Dans cette étude, le Dr. Consuelo compare un groupe de personne de 60 à 84 ans qui avait été hospitalisé pour le cœur avec un groupe de contrôle. Parmi ces personnes, 14% utilisaient les «NSAIDs» comparativement à 10% qui n’en prenaient pas. Les chercheurs en ont conclu, après avoir éliminé les facteurs de risque de crise cardiaque, que cela représentait une augmentation de 30% d’hospitalisation due à une défaillance du cœur si vous utilisez ces médicaments.
Les chercheurs avancent l’expression d’un «impact considérable» sur la santé public.

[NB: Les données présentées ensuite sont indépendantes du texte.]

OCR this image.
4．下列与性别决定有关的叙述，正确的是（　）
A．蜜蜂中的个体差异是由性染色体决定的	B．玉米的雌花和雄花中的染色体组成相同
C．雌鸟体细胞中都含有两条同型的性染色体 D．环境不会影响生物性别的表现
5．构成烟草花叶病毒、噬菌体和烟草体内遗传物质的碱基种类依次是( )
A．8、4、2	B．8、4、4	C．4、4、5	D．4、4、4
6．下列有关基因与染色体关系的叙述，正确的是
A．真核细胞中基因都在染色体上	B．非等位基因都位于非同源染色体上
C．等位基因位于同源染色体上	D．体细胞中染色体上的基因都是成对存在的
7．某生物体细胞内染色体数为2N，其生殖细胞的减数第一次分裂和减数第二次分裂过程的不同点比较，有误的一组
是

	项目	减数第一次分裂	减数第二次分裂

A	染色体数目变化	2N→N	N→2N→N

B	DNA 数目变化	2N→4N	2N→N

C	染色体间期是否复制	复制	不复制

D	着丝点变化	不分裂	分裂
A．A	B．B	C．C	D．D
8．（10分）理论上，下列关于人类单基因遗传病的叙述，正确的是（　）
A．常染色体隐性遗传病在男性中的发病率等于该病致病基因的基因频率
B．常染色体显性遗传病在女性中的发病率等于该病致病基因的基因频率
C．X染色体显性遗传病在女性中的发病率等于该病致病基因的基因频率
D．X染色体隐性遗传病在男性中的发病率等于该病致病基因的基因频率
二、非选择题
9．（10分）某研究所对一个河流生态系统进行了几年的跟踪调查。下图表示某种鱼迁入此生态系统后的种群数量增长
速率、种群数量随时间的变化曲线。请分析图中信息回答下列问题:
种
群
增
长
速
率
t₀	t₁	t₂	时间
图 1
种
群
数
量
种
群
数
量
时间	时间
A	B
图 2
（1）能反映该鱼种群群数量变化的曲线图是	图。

Selon l’étude, la quantité et le temps d’utilisation des médicaments n’avaient pas d’effets apparent sur l’augmentation des risques. L’article notait qu’un historique de problèmes cardiaques augmentait considérablement les facteurs de risques pour une première hospitalisation due à ces drogues.
Les chercheurs ont soulignés que leurs recherches confirmaient que les «NSAIDs» aggravaient les risques de défaillance du coeur. Toutefois, ils ont trouvé que cette nouvelle étude ajoutait que les «NSAIDs» augmentait les risques d’hospitalisation pour le cœur chez les patients n’ayant aucune historique de problème cardiaques.